Graphdiyne-Based Co-Induced Schottky Heterojunction Boosting Photocatalytic Hydrogen Evolution

The effective strategy for enhancing the separation of photogenerated carriers is the construction of heterojunctions between photocatalysts. The metallic characteristics of CoCeO x , coupled with its extensive specific surface area, render it an ideal material for the photocatalytic production of hydrogen. Graphdiyne (GDY) has gained significant attention in the area of photocatalytic hydrogen production owing to its appropriate band gap and exceptional electrical conductivity.

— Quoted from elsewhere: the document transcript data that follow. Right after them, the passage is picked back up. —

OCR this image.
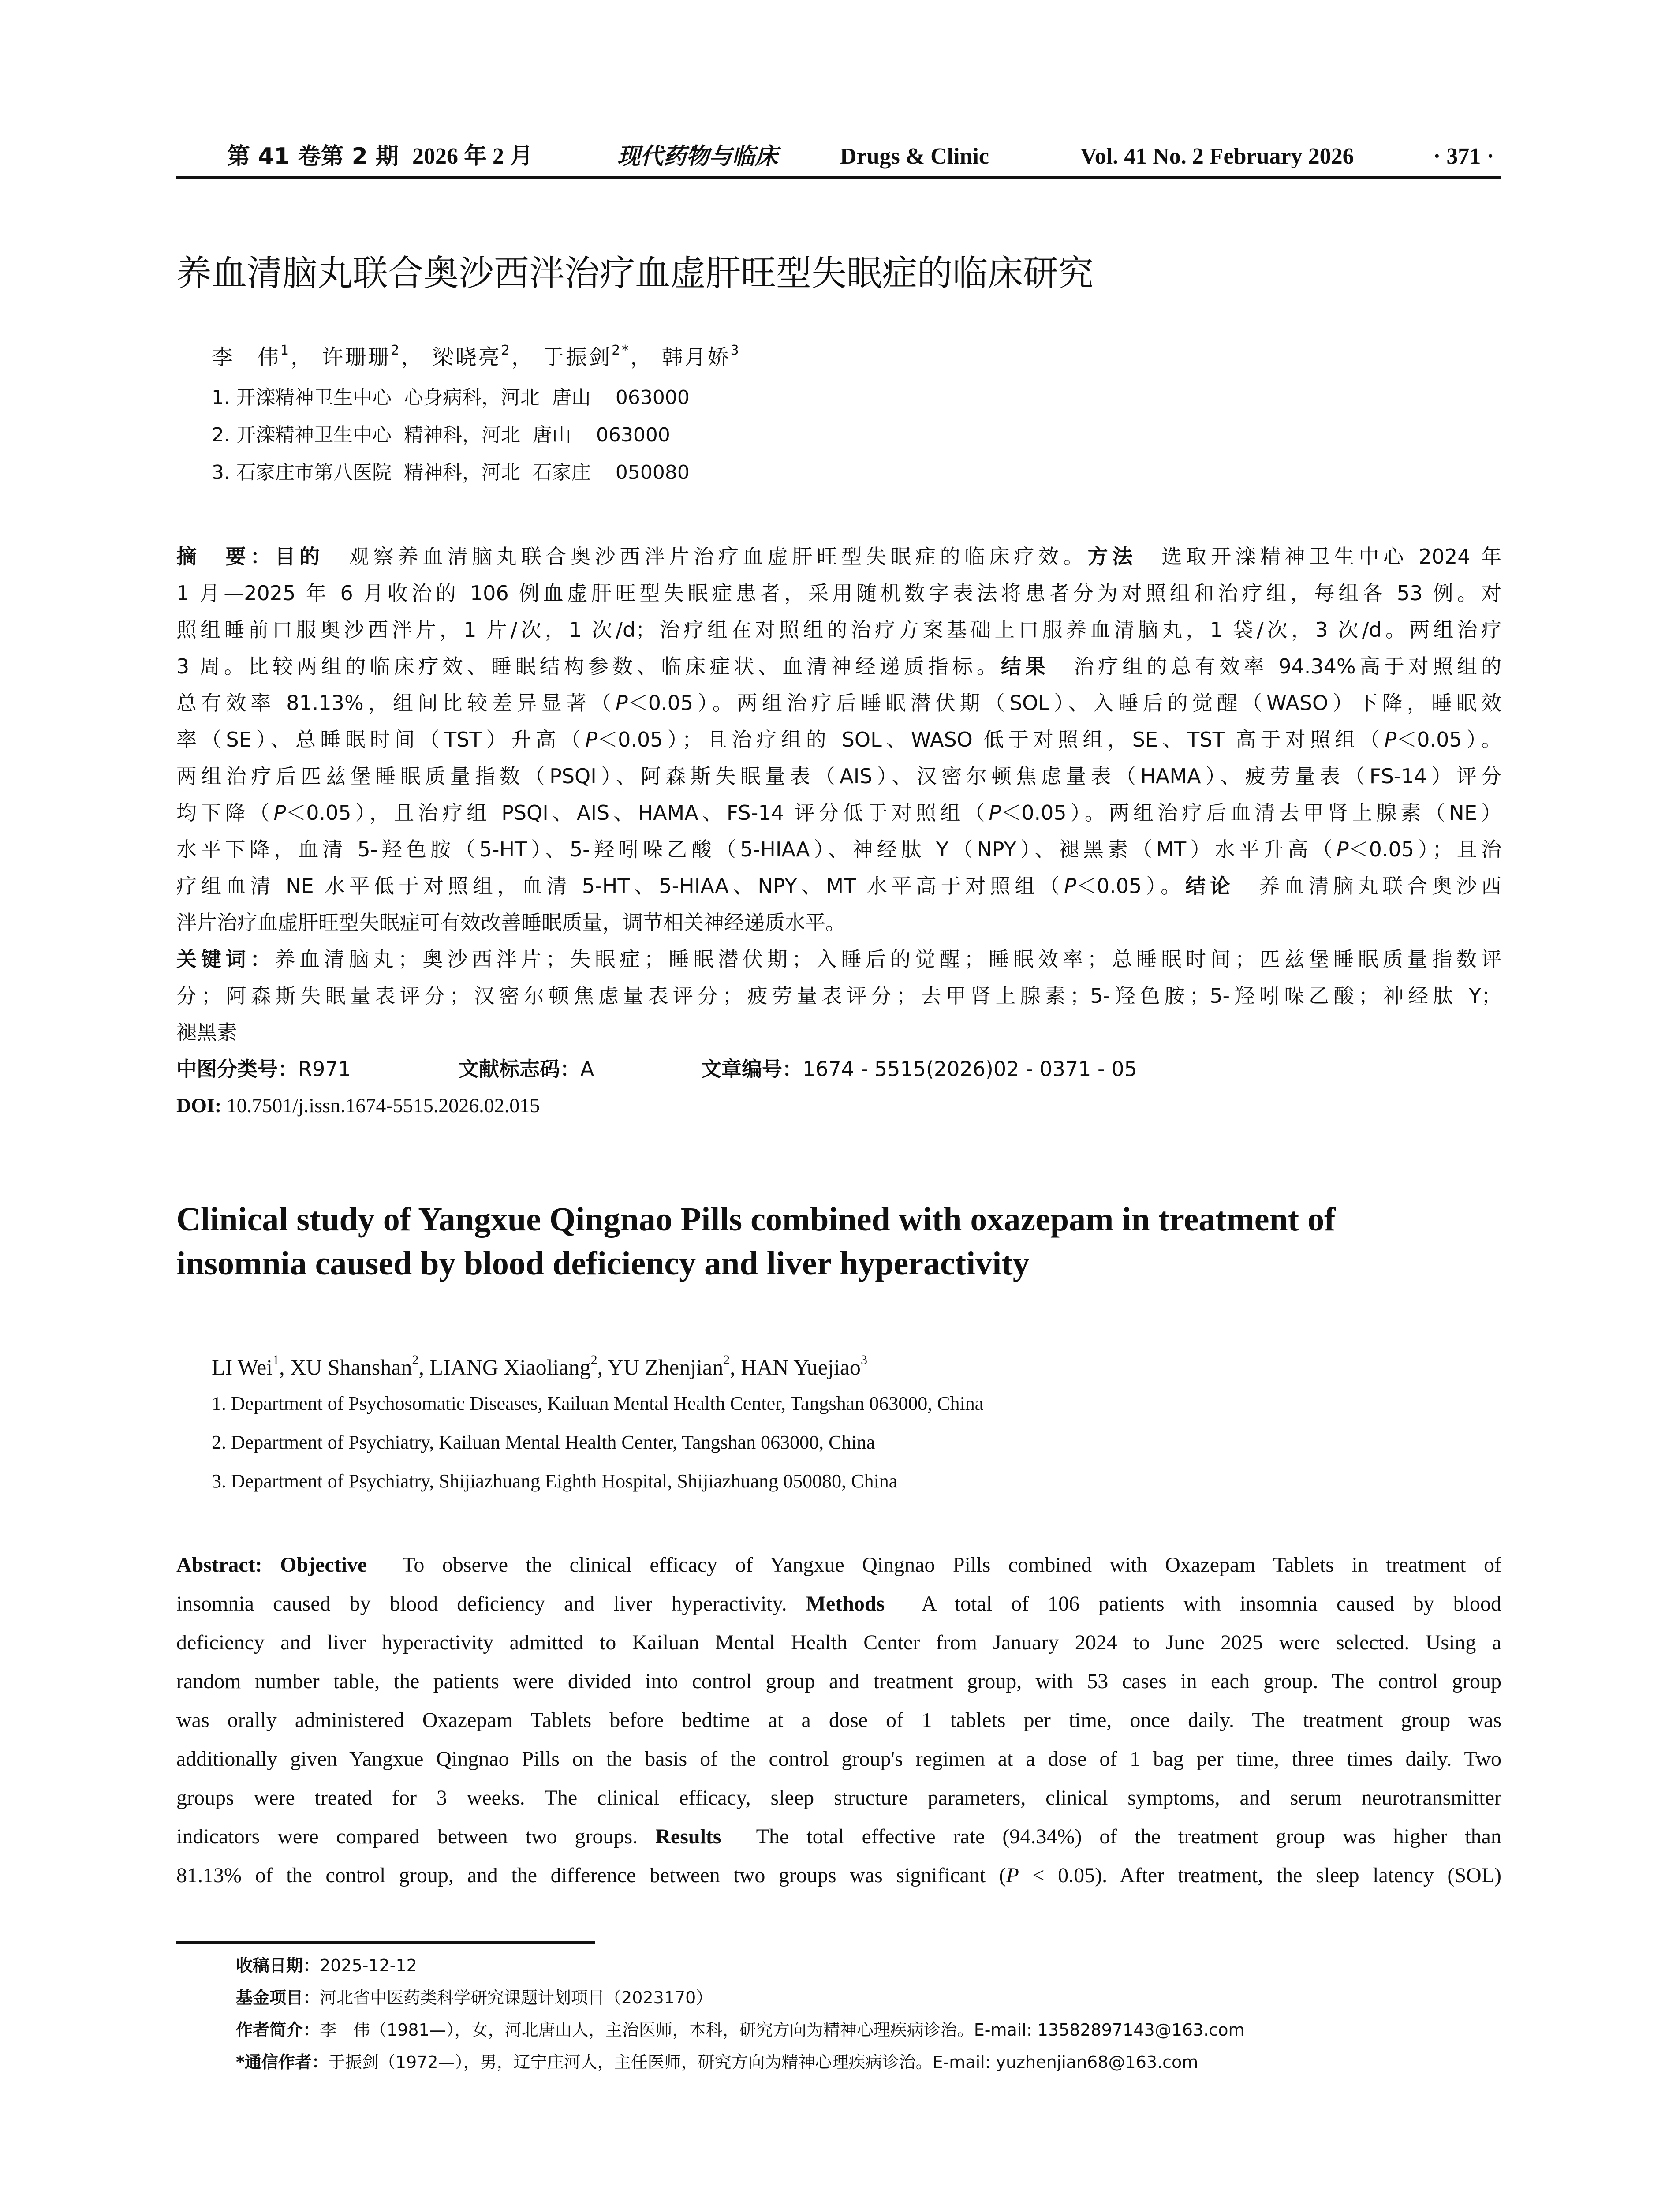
第 41 卷第 2 期 2026 年 2 月	现代药物与临床	Drugs & Clinic	Vol. 41 No. 2 February 2026	· 371 ·
养血清脑丸联合奥沙西泮治疗血虚肝旺型失眠症的临床研究
李　伟$^1$， 许珊珊$^2$， 梁晓亮$^2$， 于振剑$^{2*}$， 韩月娇$^3$
1. 开滦精神卫生中心  心身病科，河北  唐山    063000
2. 开滦精神卫生中心  精神科，河北  唐山    063000
3. 石家庄市第八医院  精神科，河北  石家庄    050080
摘　要：目的　观察养血清脑丸联合奥沙西泮片治疗血虚肝旺型失眠症的临床疗效。方法　选取开滦精神卫生中心 2024 年
1 月—2025 年 6 月收治的 106 例血虚肝旺型失眠症患者，采用随机数字表法将患者分为对照组和治疗组，每组各 53 例。对
照组睡前口服奥沙西泮片，1 片/次，1 次/d；治疗组在对照组的治疗方案基础上口服养血清脑丸，1 袋/次，3 次/d。两组治疗
3 周。比较两组的临床疗效、睡眠结构参数、临床症状、血清神经递质指标。结果　治疗组的总有效率 94.34%高于对照组的
总有效率 81.13%，组间比较差异显著（P＜0.05）。两组治疗后睡眠潜伏期（SOL）、入睡后的觉醒（WASO）下降，睡眠效
率（SE）、总睡眠时间（TST）升高（P＜0.05）；且治疗组的 SOL、WASO 低于对照组，SE、TST 高于对照组（P＜0.05）。
两组治疗后匹兹堡睡眠质量指数（PSQI）、阿森斯失眠量表（AIS）、汉密尔顿焦虑量表（HAMA）、疲劳量表（FS-14）评分
均下降（P＜0.05），且治疗组 PSQI、AIS、HAMA、FS-14 评分低于对照组（P＜0.05）。两组治疗后血清去甲肾上腺素（NE）
水平下降，血清 5-羟色胺（5-HT）、5-羟吲哚乙酸（5-HIAA）、神经肽 Y（NPY）、褪黑素（MT）水平升高（P＜0.05）；且治
疗组血清 NE 水平低于对照组，血清 5-HT、5-HIAA、NPY、MT 水平高于对照组（P＜0.05）。结论　养血清脑丸联合奥沙西
泮片治疗血虚肝旺型失眠症可有效改善睡眠质量，调节相关神经递质水平。
关键词：养血清脑丸；奥沙西泮片；失眠症；睡眠潜伏期；入睡后的觉醒；睡眠效率；总睡眠时间；匹兹堡睡眠质量指数评
分；阿森斯失眠量表评分；汉密尔顿焦虑量表评分；疲劳量表评分；去甲肾上腺素；5-羟色胺；5-羟吲哚乙酸；神经肽 Y；
褪黑素
中图分类号：R971	文献标志码：A	文章编号：1674 - 5515(2026)02 - 0371 - 05
DOI: 10.7501/j.issn.1674-5515.2026.02.015
Clinical study of Yangxue Qingnao Pills combined with oxazepam in treatment of
insomnia caused by blood deficiency and liver hyperactivity
LI Wei$^1$, XU Shanshan$^2$, LIANG Xiaoliang$^2$, YU Zhenjian$^2$, HAN Yuejiao$^3$
1. Department of Psychosomatic Diseases, Kailuan Mental Health Center, Tangshan 063000, China
2. Department of Psychiatry, Kailuan Mental Health Center, Tangshan 063000, China
3. Department of Psychiatry, Shijiazhuang Eighth Hospital, Shijiazhuang 050080, China
Abstract: Objective  To observe the clinical efficacy of Yangxue Qingnao Pills combined with Oxazepam Tablets in treatment of
insomnia caused by blood deficiency and liver hyperactivity. Methods  A total of 106 patients with insomnia caused by blood
deficiency and liver hyperactivity admitted to Kailuan Mental Health Center from January 2024 to June 2025 were selected. Using a
random number table, the patients were divided into control group and treatment group, with 53 cases in each group. The control group
was orally administered Oxazepam Tablets before bedtime at a dose of 1 tablets per time, once daily. The treatment group was
additionally given Yangxue Qingnao Pills on the basis of the control group's regimen at a dose of 1 bag per time, three times daily. Two
groups were treated for 3 weeks. The clinical efficacy, sleep structure parameters, clinical symptoms, and serum neurotransmitter
indicators were compared between two groups. Results  The total effective rate (94.34%) of the treatment group was higher than
81.13% of the control group, and the difference between two groups was significant (P < 0.05). After treatment, the sleep latency (SOL)
收稿日期：2025-12-12
基金项目：河北省中医药类科学研究课题计划项目（2023170）
作者简介：李　伟（1981—），女，河北唐山人，主治医师，本科，研究方向为精神心理疾病诊治。E-mail: 13582897143@163.com
*通信作者：于振剑（1972—），男，辽宁庄河人，主任医师，研究方向为精神心理疾病诊治。E-mail: yuzhenjian68@163.com
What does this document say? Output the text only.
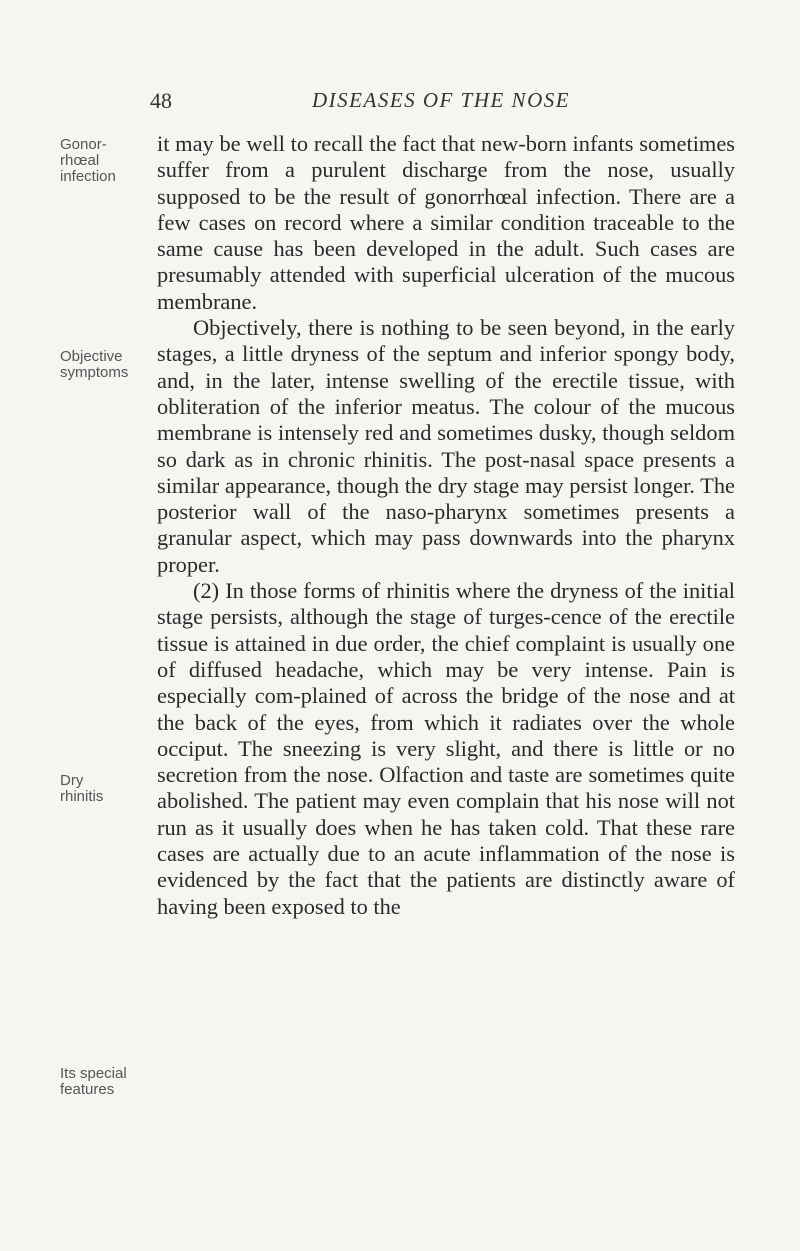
48	DISEASES OF THE NOSE
Gonor-
rhœal
infection
Objective
symptoms
Dry
rhinitis
Its special
features

it may be well to recall the fact that new-born infants sometimes suffer from a purulent discharge from the nose, usually supposed to be the result of gonorrhœal infection. There are a few cases on record where a similar condition traceable to the same cause has been developed in the adult. Such cases are presumably attended with superficial ulceration of the mucous membrane.

Objectively, there is nothing to be seen beyond, in the early stages, a little dryness of the septum and inferior spongy body, and, in the later, intense swelling of the erectile tissue, with obliteration of the inferior meatus. The colour of the mucous membrane is intensely red and sometimes dusky, though seldom so dark as in chronic rhinitis. The post-nasal space presents a similar appearance, though the dry stage may persist longer. The posterior wall of the naso-pharynx sometimes presents a granular aspect, which may pass downwards into the pharynx proper.

(2) In those forms of rhinitis where the dryness of the initial stage persists, although the stage of turges-cence of the erectile tissue is attained in due order, the chief complaint is usually one of diffused headache, which may be very intense. Pain is especially com-plained of across the bridge of the nose and at the back of the eyes, from which it radiates over the whole occiput. The sneezing is very slight, and there is little or no secretion from the nose. Olfaction and taste are sometimes quite abolished. The patient may even complain that his nose will not run as it usually does when he has taken cold. That these rare cases are actually due to an acute inflammation of the nose is evidenced by the fact that the patients are distinctly aware of having been exposed to the
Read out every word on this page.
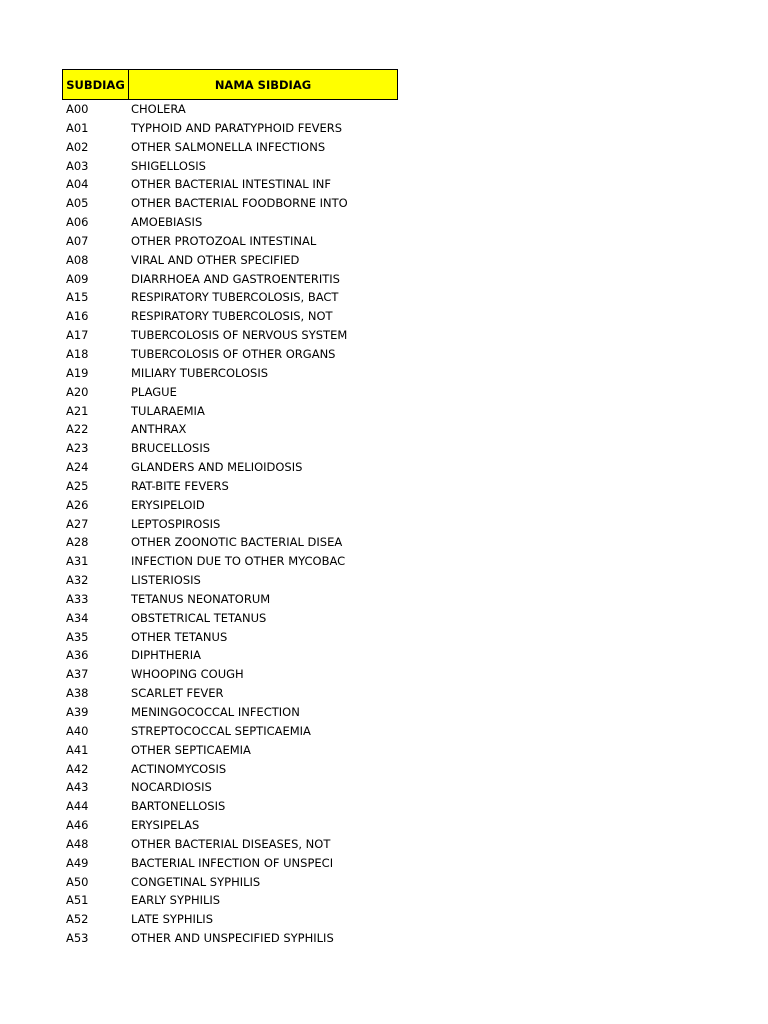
SUBDIAG	NAMA SIBDIAG
A00	CHOLERA
A01	TYPHOID AND PARATYPHOID FEVERS
A02	OTHER SALMONELLA INFECTIONS
A03	SHIGELLOSIS
A04	OTHER BACTERIAL INTESTINAL INF
A05	OTHER BACTERIAL FOODBORNE INTO
A06	AMOEBIASIS
A07	OTHER PROTOZOAL INTESTINAL
A08	VIRAL AND OTHER SPECIFIED
A09	DIARRHOEA AND GASTROENTERITIS
A15	RESPIRATORY TUBERCOLOSIS, BACT
A16	RESPIRATORY TUBERCOLOSIS, NOT
A17	TUBERCOLOSIS OF NERVOUS SYSTEM
A18	TUBERCOLOSIS OF OTHER ORGANS
A19	MILIARY TUBERCOLOSIS
A20	PLAGUE
A21	TULARAEMIA
A22	ANTHRAX
A23	BRUCELLOSIS
A24	GLANDERS AND MELIOIDOSIS
A25	RAT-BITE FEVERS
A26	ERYSIPELOID
A27	LEPTOSPIROSIS
A28	OTHER ZOONOTIC BACTERIAL DISEA
A31	INFECTION DUE TO OTHER MYCOBAC
A32	LISTERIOSIS
A33	TETANUS NEONATORUM
A34	OBSTETRICAL TETANUS
A35	OTHER TETANUS
A36	DIPHTHERIA
A37	WHOOPING COUGH
A38	SCARLET FEVER
A39	MENINGOCOCCAL INFECTION
A40	STREPTOCOCCAL SEPTICAEMIA
A41	OTHER SEPTICAEMIA
A42	ACTINOMYCOSIS
A43	NOCARDIOSIS
A44	BARTONELLOSIS
A46	ERYSIPELAS
A48	OTHER BACTERIAL DISEASES, NOT
A49	BACTERIAL INFECTION OF UNSPECI
A50	CONGETINAL SYPHILIS
A51	EARLY SYPHILIS
A52	LATE SYPHILIS
A53	OTHER AND UNSPECIFIED SYPHILIS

In this work, the Co element was introduced into CeO2 and a photocatalytic hydrogen evolution experiment was carried out with graphdiyne. It is found that the heterojunction between photocatalytic materials changes from type-I to a Schottky type after the introduction of the Co element by in situ X-ray photoelectron spectroscopy (XPS) and density functional theory. Simultaneously, the hydrogen evolution capacity of CoCeO x /graphdiyne has shown a significant enhancement while maintaining excellent stability. The Schottky junction formed at the interface of CoCeO x and graphdiyne further separates the photogenerated electrons from the holes and effectively reduces the photogenerated carrier recombination. This investigation establishes a theoretical foundation for the potential application of graphdiyne and cobalt-cerium-based catalysts in photocatalytic hydrogen generation.